ME/CFS steht für Myalgische Encephalomyelitis/Chronisches Fatigue-Syndrom. Betroffene leiden auf vielen Ebenen: Sie sind körperlich krankhaft entkräftet, haben Schmerzen, leiden unter Reizüberempfindlichkeit, sind mental schnell kraftlos und sozial isoliert. Denn die Öffentlichkeit und viele Ärzte kennen die Krankheit nicht ausreichend oder befassen sich nicht umfänglich damit. Der Grund: Eine klare Diagnostik und Abgrenzung zu anderen Erkrankungen ist schwer – auch, weil noch kein Biomarker gefunden wurde, der ME/CFS charakterisiert. Seit Jahrzehnten wird die Krankheit übersehen, die Menschen allein gelassen.

„Es ist, als hätte jemand bei meinem Kind den Stecker gezogen“, so beschreibt Ellen Mertens* die Situation bei ihrer 20-jährigen Tochter Jana*, die vor acht Jahren an ME/CFS erkrankte. Sie konnte zusehen, wie Janas Energie immer weniger und die Symptome immer stärker wurden: Kopfschmerzen, Nahrungsmittelunverträglichkeiten, Komplettausfälle des Bewegungsapparates, Atemaussetzer und Licht- sowie Reizunverträglichkeit sind nur einige.
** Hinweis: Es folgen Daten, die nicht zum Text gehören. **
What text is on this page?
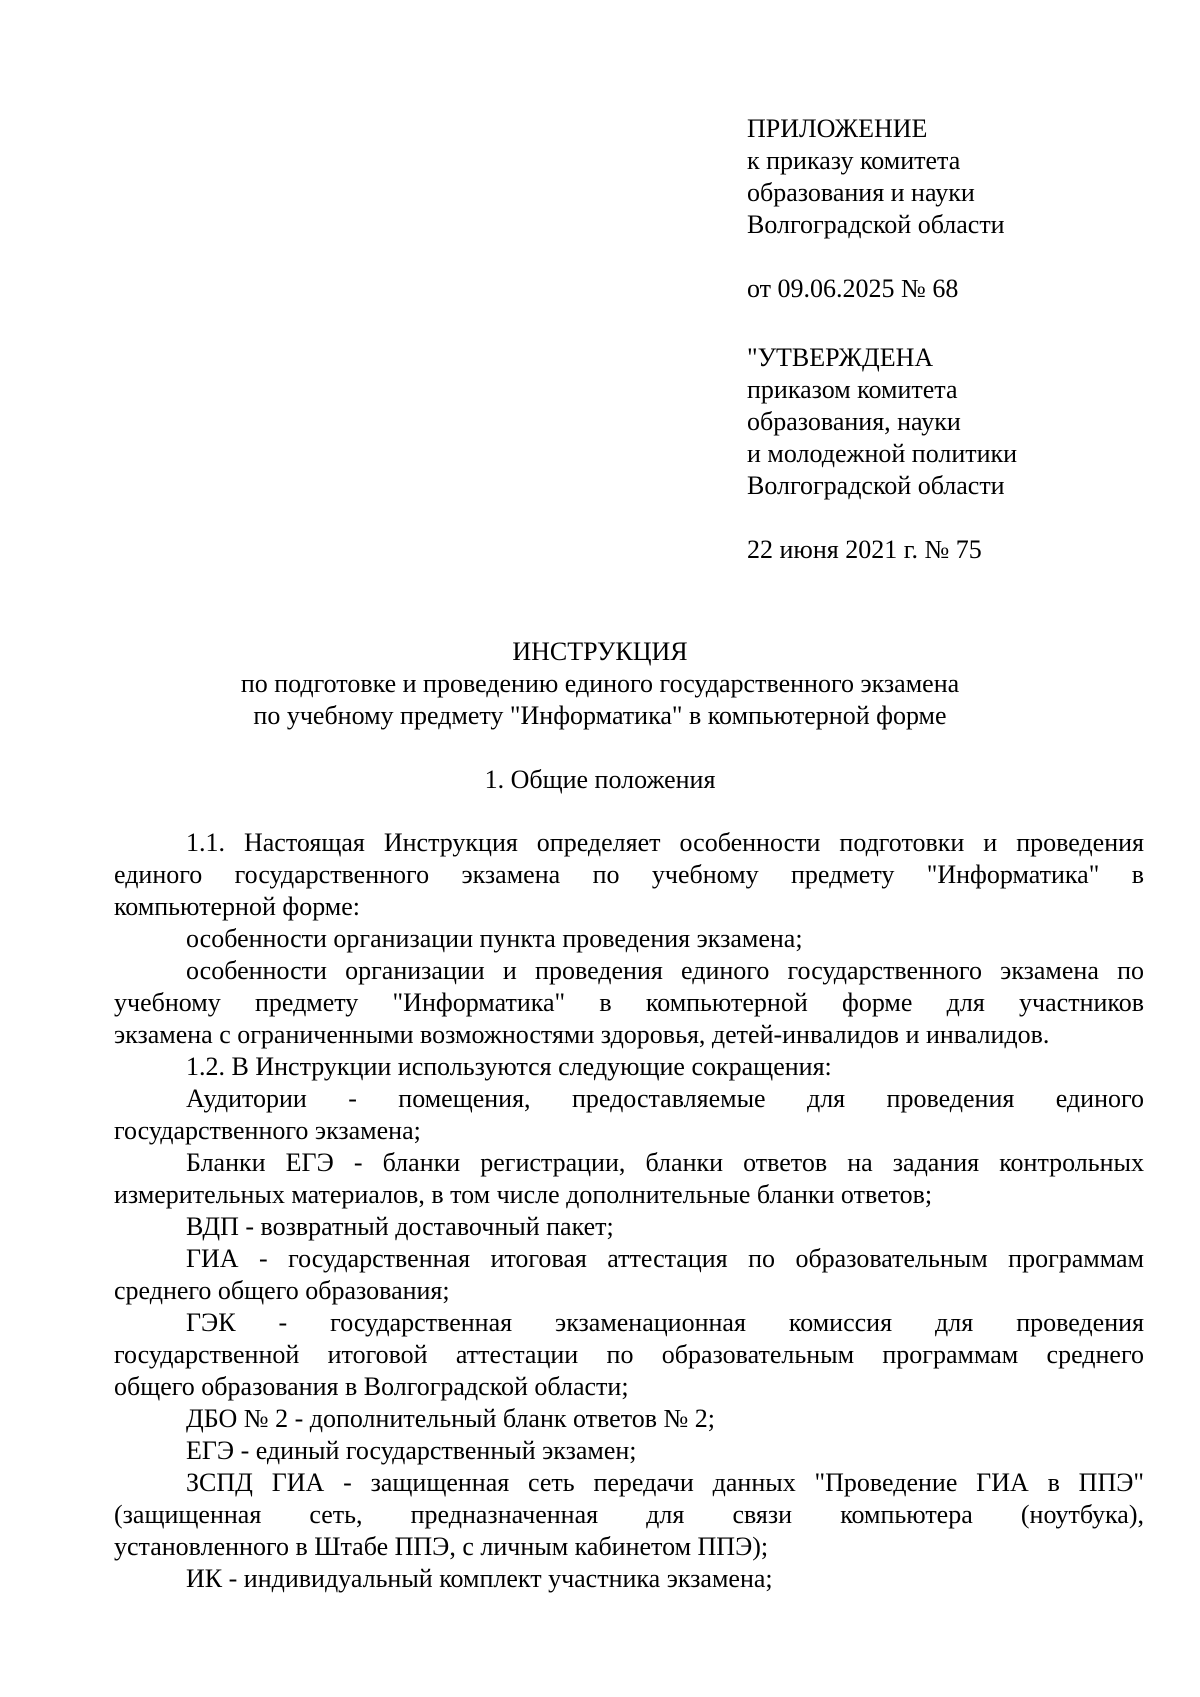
ПРИЛОЖЕНИЕ
к приказу комитета
образования и науки
Волгоградской области
от 09.06.2025 № 68
"УТВЕРЖДЕНА
приказом комитета
образования, науки
и молодежной политики
Волгоградской области
22 июня 2021 г. № 75
ИНСТРУКЦИЯ
по подготовке и проведению единого государственного экзамена
по учебному предмету "Информатика" в компьютерной форме
1. Общие положения
1.1. Настоящая Инструкция определяет особенности подготовки и проведения
единого государственного экзамена по учебному предмету "Информатика" в
компьютерной форме:
особенности организации пункта проведения экзамена;
особенности организации и проведения единого государственного экзамена по
учебному предмету "Информатика" в компьютерной форме для участников
экзамена с ограниченными возможностями здоровья, детей-инвалидов и инвалидов.
1.2. В Инструкции используются следующие сокращения:
Аудитории - помещения, предоставляемые для проведения единого
государственного экзамена;
Бланки ЕГЭ - бланки регистрации, бланки ответов на задания контрольных
измерительных материалов, в том числе дополнительные бланки ответов;
ВДП - возвратный доставочный пакет;
ГИА - государственная итоговая аттестация по образовательным программам
среднего общего образования;
ГЭК - государственная экзаменационная комиссия для проведения
государственной итоговой аттестации по образовательным программам среднего
общего образования в Волгоградской области;
ДБО № 2 - дополнительный бланк ответов № 2;
ЕГЭ - единый государственный экзамен;
ЗСПД ГИА - защищенная сеть передачи данных "Проведение ГИА в ППЭ"
(защищенная сеть, предназначенная для связи компьютера (ноутбука),
установленного в Штабе ППЭ, с личным кабинетом ППЭ);
ИК - индивидуальный комплект участника экзамена;
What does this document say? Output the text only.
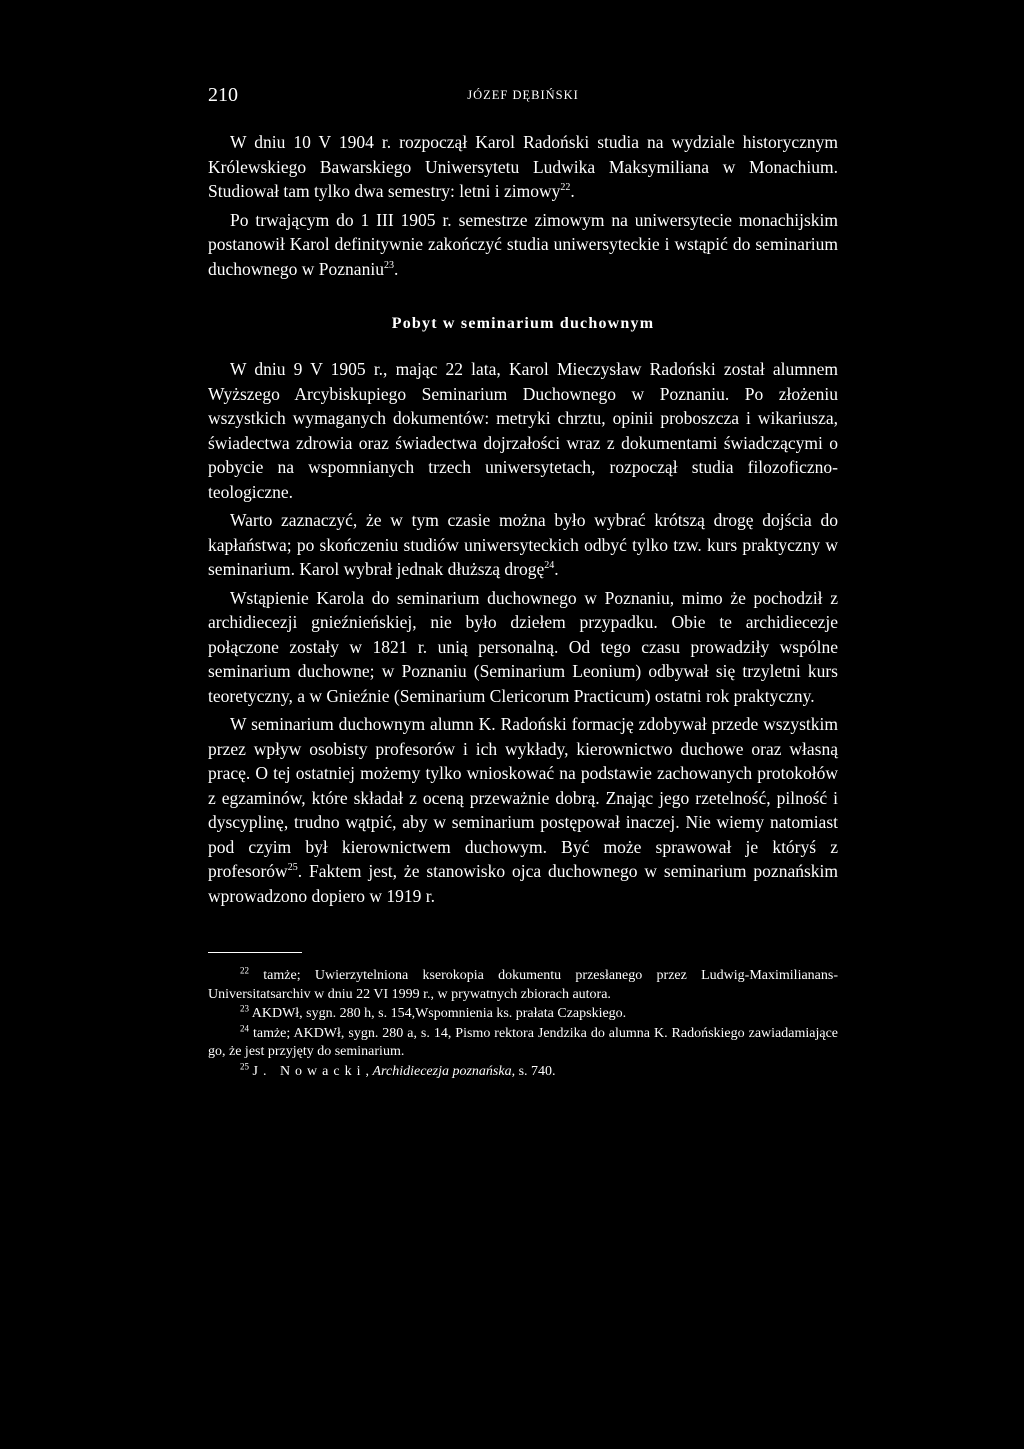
210	JÓZEF DĘBIŃSKI

W dniu 10 V 1904 r. rozpoczął Karol Radoński studia na wydziale historycznym Królewskiego Bawarskiego Uniwersytetu Ludwika Maksymiliana w Monachium. Studiował tam tylko dwa semestry: letni i zimowy$^{22}$.

Po trwającym do 1 III 1905 r. semestrze zimowym na uniwersytecie monachijskim postanowił Karol definitywnie zakończyć studia uniwersyteckie i wstąpić do seminarium duchownego w Poznaniu$^{23}$.

Pobyt w seminarium duchownym

W dniu 9 V 1905 r., mając 22 lata, Karol Mieczysław Radoński został alumnem Wyższego Arcybiskupiego Seminarium Duchownego w Poznaniu. Po złożeniu wszystkich wymaganych dokumentów: metryki chrztu, opinii proboszcza i wikariusza, świadectwa zdrowia oraz świadectwa dojrzałości wraz z dokumentami świadczącymi o pobycie na wspomnianych trzech uniwersytetach, rozpoczął studia filozoficzno-teologiczne.

Warto zaznaczyć, że w tym czasie można było wybrać krótszą drogę dojścia do kapłaństwa; po skończeniu studiów uniwersyteckich odbyć tylko tzw. kurs praktyczny w seminarium. Karol wybrał jednak dłuższą drogę$^{24}$.

Wstąpienie Karola do seminarium duchownego w Poznaniu, mimo że pochodził z archidiecezji gnieźnieńskiej, nie było dziełem przypadku. Obie te archidiecezje połączone zostały w 1821 r. unią personalną. Od tego czasu prowadziły wspólne seminarium duchowne; w Poznaniu (Seminarium Leonium) odbywał się trzyletni kurs teoretyczny, a w Gnieźnie (Seminarium Clericorum Practicum) ostatni rok praktyczny.

W seminarium duchownym alumn K. Radoński formację zdobywał przede wszystkim przez wpływ osobisty profesorów i ich wykłady, kierownictwo duchowe oraz własną pracę. O tej ostatniej możemy tylko wnioskować na podstawie zachowanych protokołów z egzaminów, które składał z oceną przeważnie dobrą. Znając jego rzetelność, pilność i dyscyplinę, trudno wątpić, aby w seminarium postępował inaczej. Nie wiemy natomiast pod czyim był kierownictwem duchowym. Być może sprawował je któryś z profesorów$^{25}$. Faktem jest, że stanowisko ojca duchownego w seminarium poznańskim wprowadzono dopiero w 1919 r.

$^{22}$ tamże; Uwierzytelniona kserokopia dokumentu przesłanego przez Ludwig-Maximilianans-Universitatsarchiv w dniu 22 VI 1999 r., w prywatnych zbiorach autora.

$^{23}$ AKDWł, sygn. 280 h, s. 154,Wspomnienia ks. prałata Czapskiego.

$^{24}$ tamże; AKDWł, sygn. 280 a, s. 14, Pismo rektora Jendzika do alumna K. Radońskiego zawiadamiające go, że jest przyjęty do seminarium.

$^{25}$ J. Nowacki, Archidiecezja poznańska, s. 740.
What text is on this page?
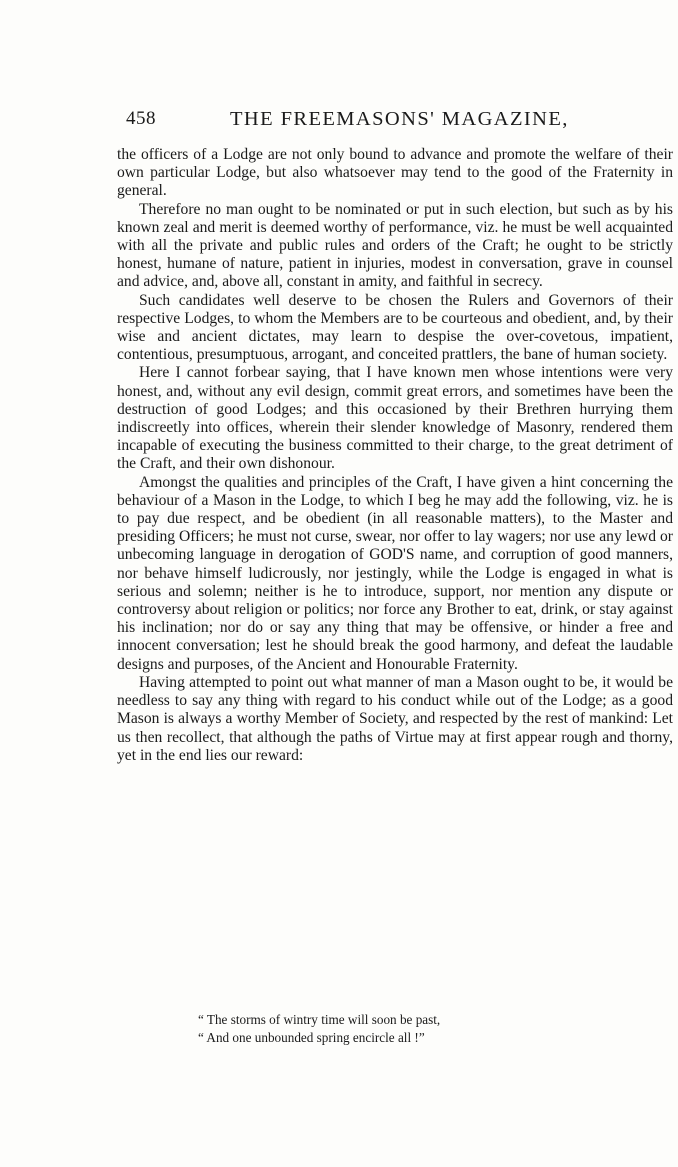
458	THE FREEMASONS' MAGAZINE,

the officers of a Lodge are not only bound to advance and promote the welfare of their own particular Lodge, but also whatsoever may tend to the good of the Fraternity in general.

Therefore no man ought to be nominated or put in such election, but such as by his known zeal and merit is deemed worthy of performance, viz. he must be well acquainted with all the private and public rules and orders of the Craft; he ought to be strictly honest, humane of nature, patient in injuries, modest in conversation, grave in counsel and advice, and, above all, constant in amity, and faithful in secrecy.

Such candidates well deserve to be chosen the Rulers and Governors of their respective Lodges, to whom the Members are to be courteous and obedient, and, by their wise and ancient dictates, may learn to despise the over-covetous, impatient, contentious, presumptuous, arrogant, and conceited prattlers, the bane of human society.

Here I cannot forbear saying, that I have known men whose intentions were very honest, and, without any evil design, commit great errors, and sometimes have been the destruction of good Lodges; and this occasioned by their Brethren hurrying them indiscreetly into offices, wherein their slender knowledge of Masonry, rendered them incapable of executing the business committed to their charge, to the great detriment of the Craft, and their own dishonour.

Amongst the qualities and principles of the Craft, I have given a hint concerning the behaviour of a Mason in the Lodge, to which I beg he may add the following, viz. he is to pay due respect, and be obedient (in all reasonable matters), to the Master and presiding Officers; he must not curse, swear, nor offer to lay wagers; nor use any lewd or unbecoming language in derogation of GOD'S name, and corruption of good manners, nor behave himself ludicrously, nor jestingly, while the Lodge is engaged in what is serious and solemn; neither is he to introduce, support, nor mention any dispute or controversy about religion or politics; nor force any Brother to eat, drink, or stay against his inclination; nor do or say any thing that may be offensive, or hinder a free and innocent conversation; lest he should break the good harmony, and defeat the laudable designs and purposes, of the Ancient and Honourable Fraternity.

Having attempted to point out what manner of man a Mason ought to be, it would be needless to say any thing with regard to his conduct while out of the Lodge; as a good Mason is always a worthy Member of Society, and respected by the rest of mankind: Let us then recollect, that although the paths of Virtue may at first appear rough and thorny, yet in the end lies our reward:

“ The storms of wintry time will soon be past,
“ And one unbounded spring encircle all !”
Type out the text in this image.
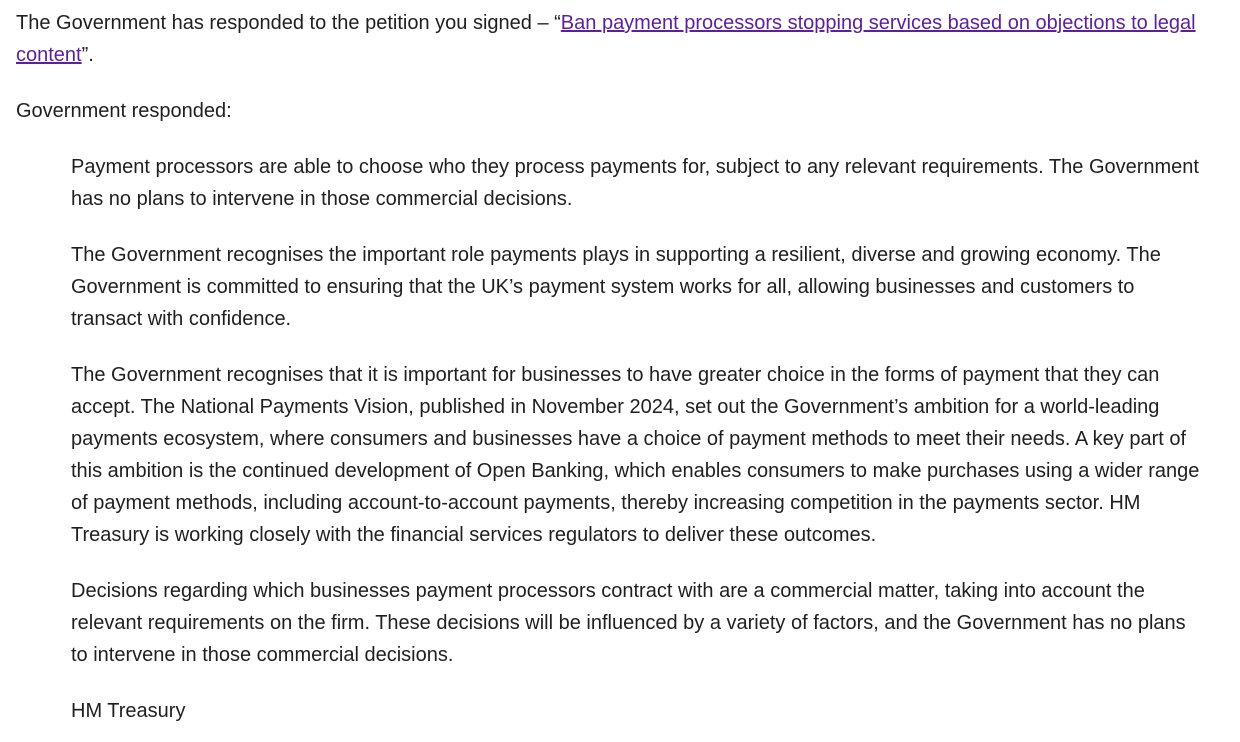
The Government has responded to the petition you signed – “Ban payment processors stopping services based on objections to legal content”.

Government responded:

Payment processors are able to choose who they process payments for, subject to any relevant requirements. The Government has no plans to intervene in those commercial decisions.

The Government recognises the important role payments plays in supporting a resilient, diverse and growing economy. The Government is committed to ensuring that the UK’s payment system works for all, allowing businesses and customers to transact with confidence.

The Government recognises that it is important for businesses to have greater choice in the forms of payment that they can accept. The National Payments Vision, published in November 2024, set out the Government’s ambition for a world-leading payments ecosystem, where consumers and businesses have a choice of payment methods to meet their needs. A key part of this ambition is the continued development of Open Banking, which enables consumers to make purchases using a wider range of payment methods, including account-to-account payments, thereby increasing competition in the payments sector. HM Treasury is working closely with the financial services regulators to deliver these outcomes.

Decisions regarding which businesses payment processors contract with are a commercial matter, taking into account the relevant requirements on the firm. These decisions will be influenced by a variety of factors, and the Government has no plans to intervene in those commercial decisions.

HM Treasury
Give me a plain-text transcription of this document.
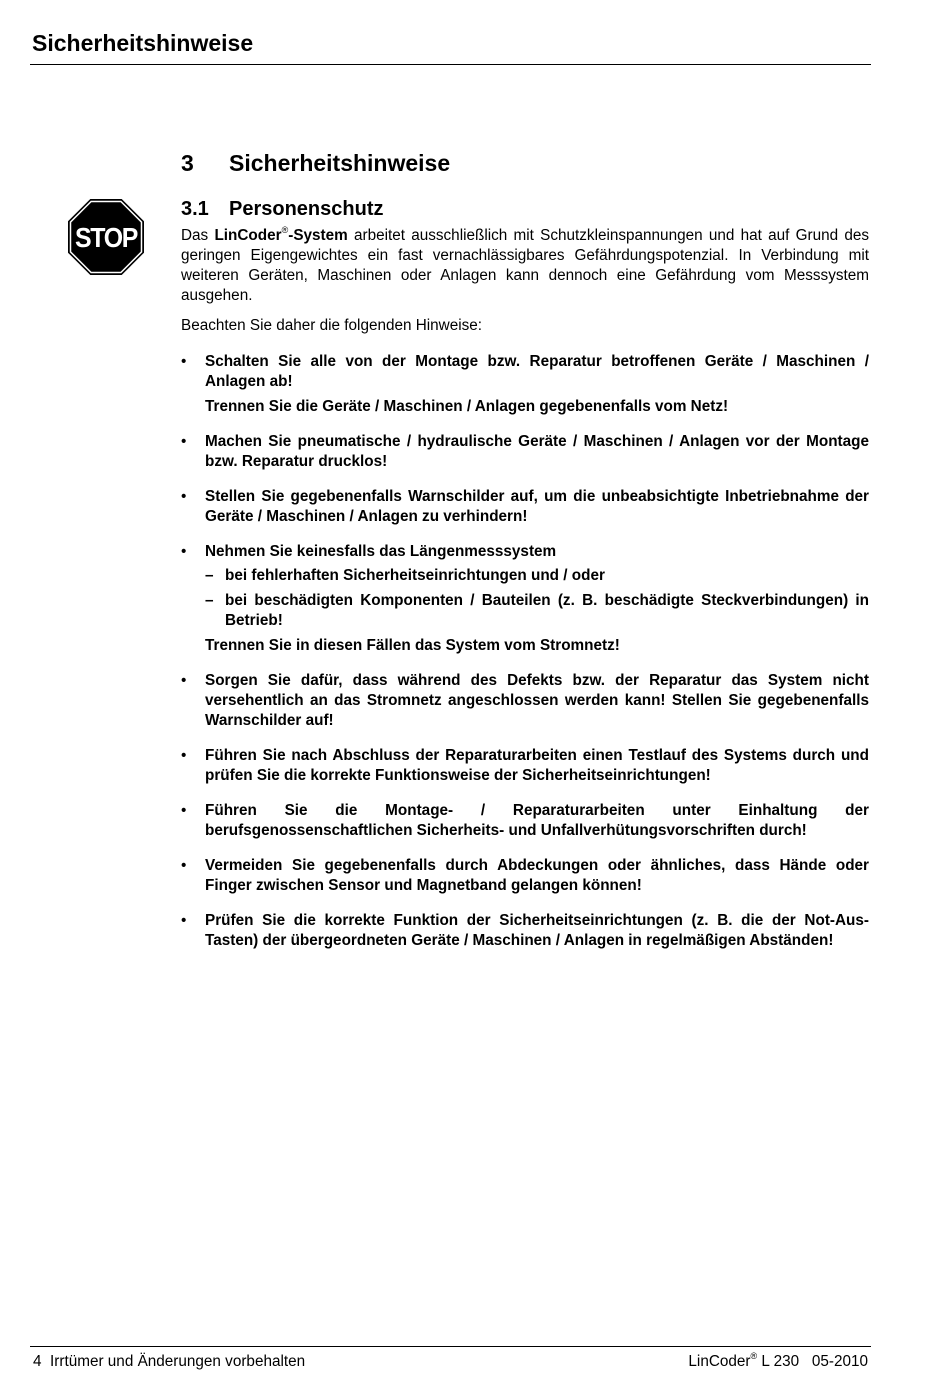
Sicherheitshinweise
STOP
3 Sicherheitshinweise
3.1 Personenschutz

Das LinCoder®-System arbeitet ausschließlich mit Schutzkleinspannungen und hat auf Grund des geringen Eigengewichtes ein fast vernachlässigbares Gefährdungspotenzial. In Verbindung mit weiteren Geräten, Maschinen oder Anlagen kann dennoch eine Gefährdung vom Messsystem ausgehen.

Beachten Sie daher die folgenden Hinweise:

• Schalten Sie alle von der Montage bzw. Reparatur betroffenen Geräte / Maschinen / Anlagen ab!
Trennen Sie die Geräte / Maschinen / Anlagen gegebenenfalls vom Netz!
• Machen Sie pneumatische / hydraulische Geräte / Maschinen / Anlagen vor der Montage bzw. Reparatur drucklos!
• Stellen Sie gegebenenfalls Warnschilder auf, um die unbeabsichtigte Inbetriebnahme der Geräte / Maschinen / Anlagen zu verhindern!
• Nehmen Sie keinesfalls das Längenmesssystem
– bei fehlerhaften Sicherheitseinrichtungen und / oder
– bei beschädigten Komponenten / Bauteilen (z. B. beschädigte Steckverbindungen) in Betrieb!
Trennen Sie in diesen Fällen das System vom Stromnetz!
• Sorgen Sie dafür, dass während des Defekts bzw. der Reparatur das System nicht versehentlich an das Stromnetz angeschlossen werden kann! Stellen Sie gegebenenfalls Warnschilder auf!
• Führen Sie nach Abschluss der Reparaturarbeiten einen Testlauf des Systems durch und prüfen Sie die korrekte Funktionsweise der Sicherheitseinrichtungen!
• Führen Sie die Montage- / Reparaturarbeiten unter Einhaltung der berufsgenossenschaftlichen Sicherheits- und Unfallverhütungsvorschriften durch!
• Vermeiden Sie gegebenenfalls durch Abdeckungen oder ähnliches, dass Hände oder Finger zwischen Sensor und Magnetband gelangen können!
• Prüfen Sie die korrekte Funktion der Sicherheitseinrichtungen (z. B. die der Not-Aus-Tasten) der übergeordneten Geräte / Maschinen / Anlagen in regelmäßigen Abständen!
4 Irrtümer und Änderungen vorbehalten	LinCoder® L 230 05-2010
Seit Jahren kämpft Mertens um die Anerkennung der ME/CFS als schwere körperliche Erkrankung, leider mit wenig Erfolg. Sie bekomme nicht nur keine Hilfe, sondern werde außerdem beschimpft, am Münchhausen-by-proxy Syndrom zu leiden, erzählt sie. Jana hat Pflegegrad 4, seit 2018 liegt sie im abgedunkelten Zimmer, verträgt keine Musik, keinen Besuch mehr, nach jeder Mahlzeit muss sie wieder ausruhen. Die Mutter gab den Beruf auf, pflegt nun ihre Tochter Tag und Nacht, ein Ende ist nicht abzusehen. „Ihr stand aufgrund ihres Wissensdurstes und der guten Noten die ganze Welt offen“, so Mertens, „jetzt ist ihre ganze Zukunft ein großes Fragezeichen.“

Postexertionelle Malaise (PEM) als Kardinalsymptom

Vor 70 Jahren wurde die Erkrankung erstmals in einem Krankenhaus in London beschrieben. Damals erkrankten mehrere Hundert Angestellte an grippeähnlichen Symptomen, von denen ein kleiner Teil eine Art Muskelschwäche erlitt und nicht mehr gesund wurde. Manche Fachleute vermuteten ein Virus, das eine chronische Entzündung im Gehirn auslöst, andere sprachen von Massenhysterie. Dabei ist die Krankheit relativ häufig: In Deutschland waren vor der Covid-19-Pandemie rund 300.000 Menschen von ME/CFS betroffen und die Kassenärztliche Bundesvereinigung stellte bereits für das Jahr 2021 einen Anstieg auf knapp 500.000 fest, Tendenz steigend. In Baden-Württemberg geht man von 30.000 Fällen aus, weltweit sind es etwa 17 Millionen. Frauen trifft sie bis zu viermal häufiger, vor allem zwischen dem 15. und 40. Lebensjahr. Viele erkranken jung und aus voller Gesundheit heraus, werden aus ihrem Alltag gerissen und erleben eine dauerhafte seltsame Entkräftung, die durch Ruhe nicht besser wird. 60 Prozent sind nicht mehr arbeitsfähig und jeder Vierte ist so schwer krank, dass er das Bett nicht mehr verlassen kann und Pflege braucht. Aber auch bei den moderat Betroffenen ist die Lebensqualität stark reduziert. ME/CFS ist eine komplexe chronische Multisystemerkrankung mit hoher Krankheitslast. Die Symptome reichen von „Hirnnebel“ oder Brain Fog (Kreislauf-, Konzentrations- und Wortfindungsstörungen) über Herzrasen, Schwindel, grippeähnliche Schmerzen in Kopf, Gliedern, Bauch bis hin zu Muskelschwäche, Schlafstörungen und Überempfindlichkeit auf Sinnesreize wie Licht oder Geräusche. Das Hauptsymptom ist die Postexertionelle Malaise (PEM), die aufgrund einer Belastungsintoleranz entsteht und bei der bereits bei leichter körperlicher oder geistiger Anstrengung eine massive Verschlechterung der Symptome eintritt. Die PEM kommt manchmal erst ein bis zwei Tage später und kann Tage, Wochen oder dauerhaft anhalten.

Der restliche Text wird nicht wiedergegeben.